My hand is cut. I study my clenched fist, covered in blood and broken glass. I lick it.
I taste my blood. I crunch the glass. I turn and leave the bathroom.
Aaron calls cut. Followed by, “Um, Claire, what the hell was that?”
I shrug. I don’t know what it was, where it came from, or why I did it. It certainly is not in the script. But it’s done now. I’m tired and afraid and lonely and I don’t give a shit what he thinks. (Am I too in character? Am I Claire or Nisa?)
We watch it played back on the monitor on the video capture system. It’s not as good as the final product will be on film but it gives us an idea of what the scene looks like, if it works or not.
Aaron loves it. Really, really loves it.
I’m indifferent. Though my head is definitely cooler now.
BY THE TIME the day of my big fight scene with the alien queen comes, I’m rabid.
I’ve spent the entire day in the cag
e. At least, I think it’s day. We’re inside some actual ancient ruins, so I haven’t seen the sun for what feels like forever.
I’m startled when the alien queen rattles my cage.
Two of her cannibal minions open the door and yank me out.
I stand on one side of the set, with the cannibal aliens holding me firmly. The alien queen stands on the other side, pacing, hissing, and looking only at me.

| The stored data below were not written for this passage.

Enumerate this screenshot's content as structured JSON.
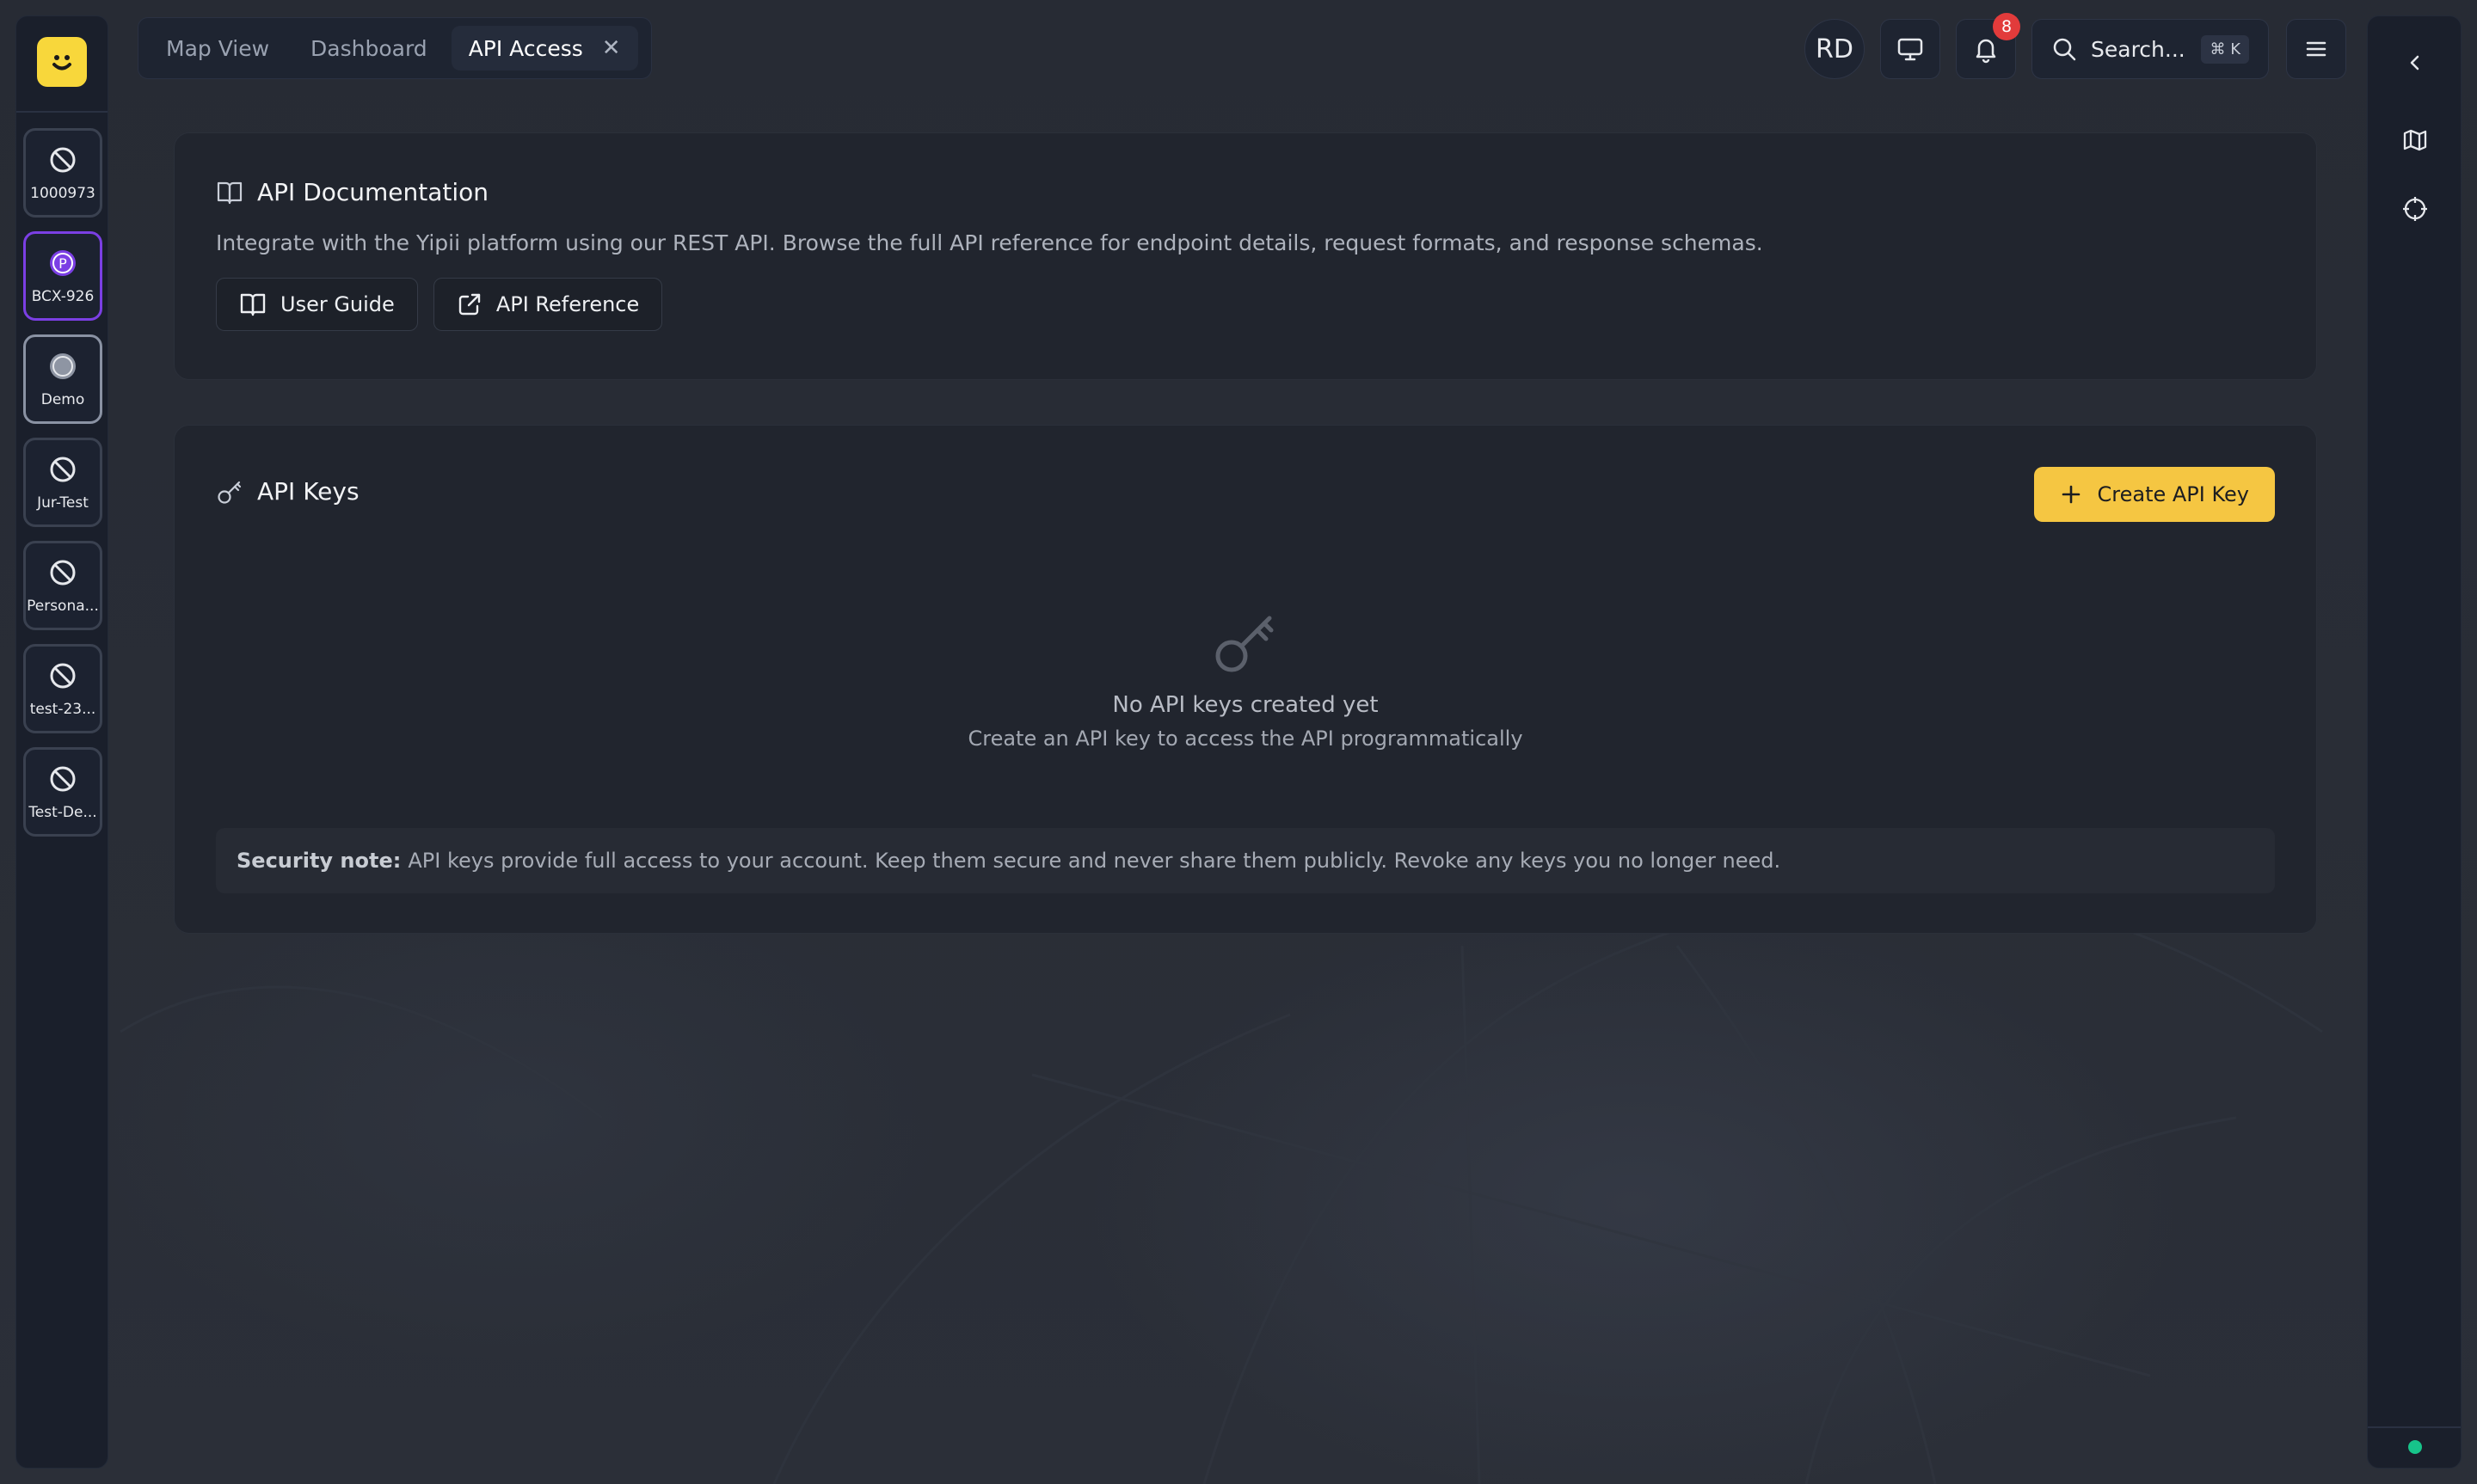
{
  "workspaces": [
    {
      "label": "1000973",
      "icon": "slashed-circle-icon"
    },
    {
      "label": "BCX-926",
      "icon": "p-badge-icon",
      "active": true
    },
    {
      "label": "Demo",
      "icon": "circle-icon"
    },
    {
      "label": "Jur-Test",
      "icon": "slashed-circle-icon"
    },
    {
      "label": "Persona...",
      "icon": "slashed-circle-icon"
    },
    {
      "label": "test-23...",
      "icon": "slashed-circle-icon"
    },
    {
      "label": "Test-De...",
      "icon": "slashed-circle-icon"
    }
  ],
  "tabs": [
    {
      "label": "Map View"
    },
    {
      "label": "Dashboard"
    },
    {
      "label": "API Access",
      "active": true
    }
  ],
  "header": {
    "avatar_initials": "RD",
    "notifications_count": "8",
    "search_placeholder": "Search...",
    "search_shortcut": "⌘ K"
  },
  "docs": {
    "title": "API Documentation",
    "description": "Integrate with the Yipii platform using our REST API. Browse the full API reference for endpoint details, request formats, and response schemas.",
    "user_guide_label": "User Guide",
    "api_reference_label": "API Reference"
  },
  "keys": {
    "title": "API Keys",
    "create_label": "Create API Key",
    "empty_title": "No API keys created yet",
    "empty_subtitle": "Create an API key to access the API programmatically",
    "security_label": "Security note:",
    "security_text": "API keys provide full access to your account. Keep them secure and never share them publicly. Revoke any keys you no longer need."
  },
  "colors": {
    "brand_yellow": "#f8d73b",
    "accent_purple": "#7b3fe4",
    "badge_red": "#e23b3b",
    "status_green": "#17c48a"
  }
}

Aaron readies all of his cameras, cranes, drones, actors, and extras.
Just before we roll, Aaron comes up to me and whispers, “Tear her fuckin head off.”
Gladly.
Aaron yells, “Action!” and I charge Calista. We’ve already said our lines in previous takes. It’s time to get it on. I’ve stood mindlessly half-listening as we’ve discussed the fight, and choreographed a few key points, so we have an idea of what we’re going to do. But Aaron wants it to be organic. He keeps saying that over and over again. Organic. Organic. Organic.

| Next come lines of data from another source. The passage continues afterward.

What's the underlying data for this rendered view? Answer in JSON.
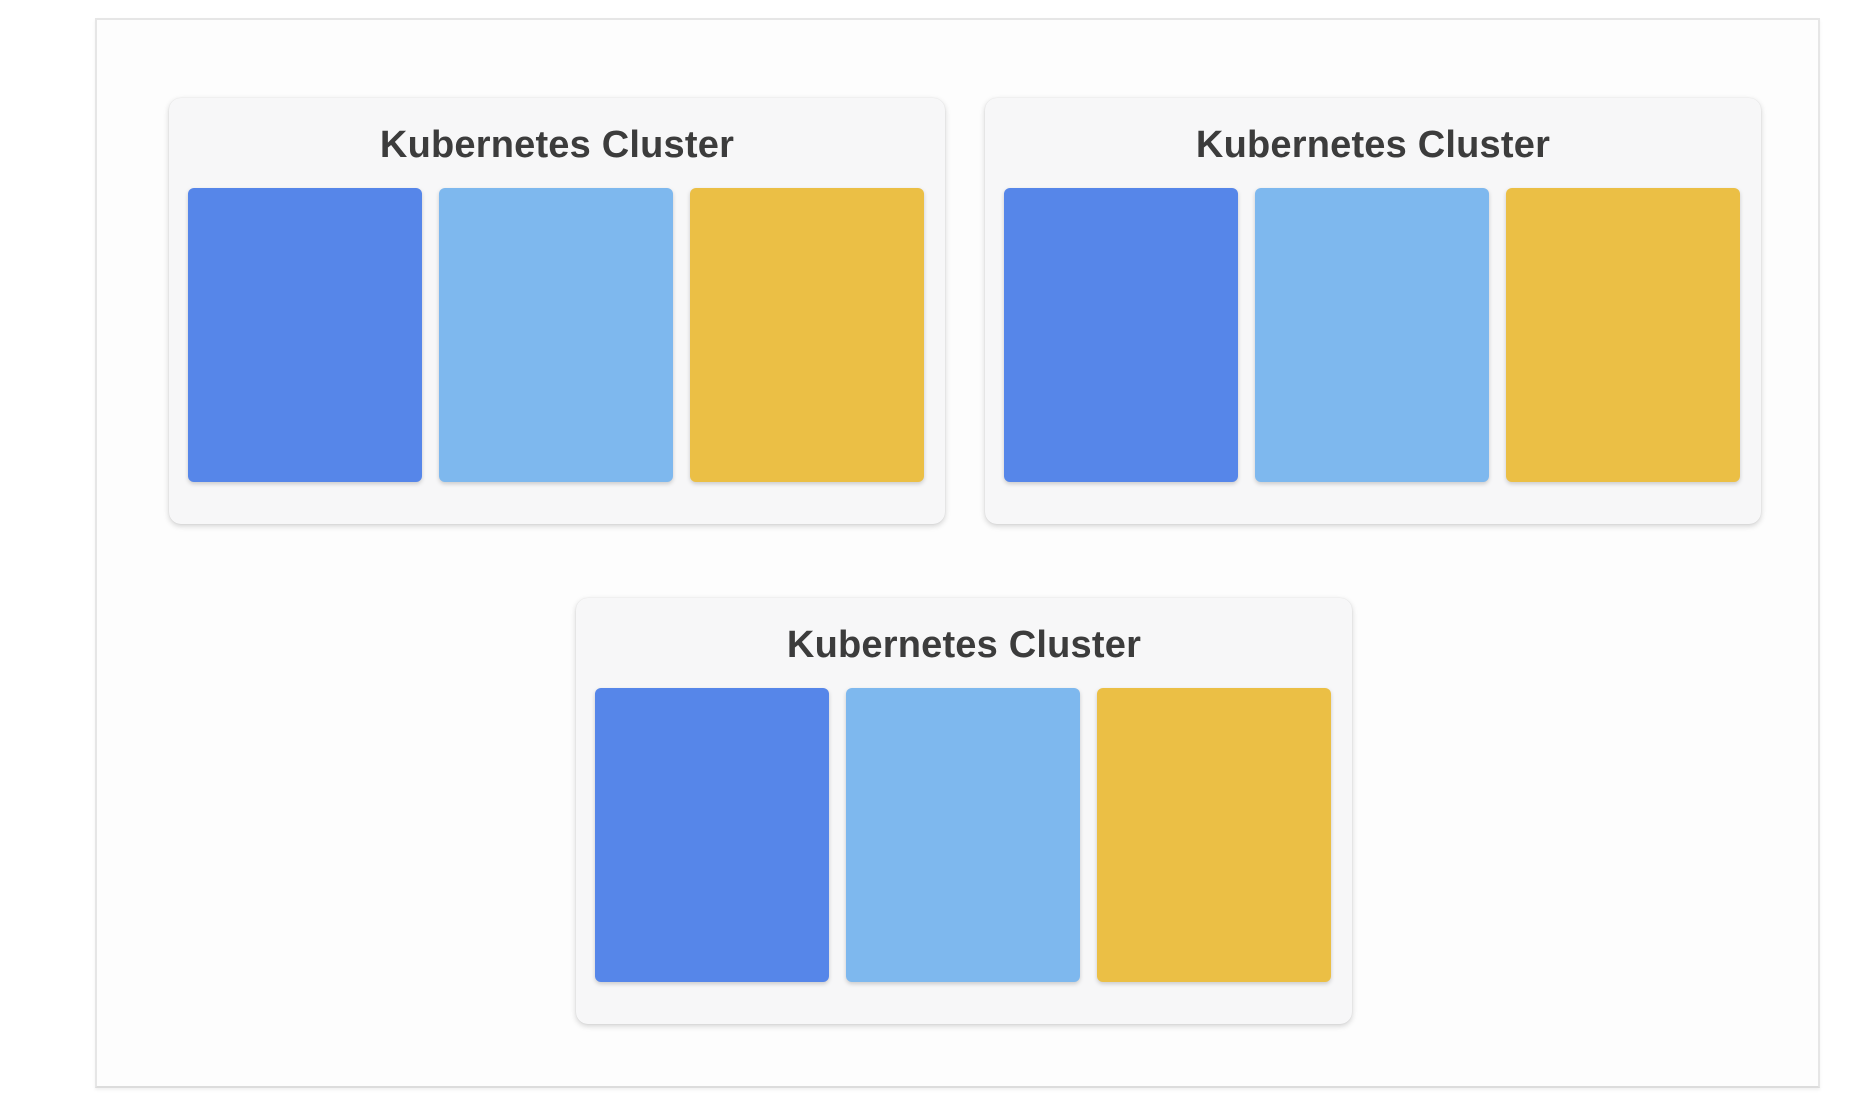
{
  "colors": {
    "block_1": "#5686e9",
    "block_2": "#7eb8ee",
    "block_3": "#ebbf45"
  },
  "clusters": [
    {
      "title": "Kubernetes Cluster"
    },
    {
      "title": "Kubernetes Cluster"
    },
    {
      "title": "Kubernetes Cluster"
    }
  ]
}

By the time he calls action, I want to rip the queen bitch’s head off and shove it up Aaron’s organic ass.
In my blind lust for revenge, I make a mistake, leaving myself wide open, and the alien queen clocks me. She has big, heavy, claw appendages. She knocks me on my ass. I see stars, my vision turns yellow and green, but I scramble back to my feet, resume my charge, and we go at it.
I’m not sure how long it lasts, but I eventually wear her down. Each time I’m about to kill her, she throws me off of her and leaps to her feet.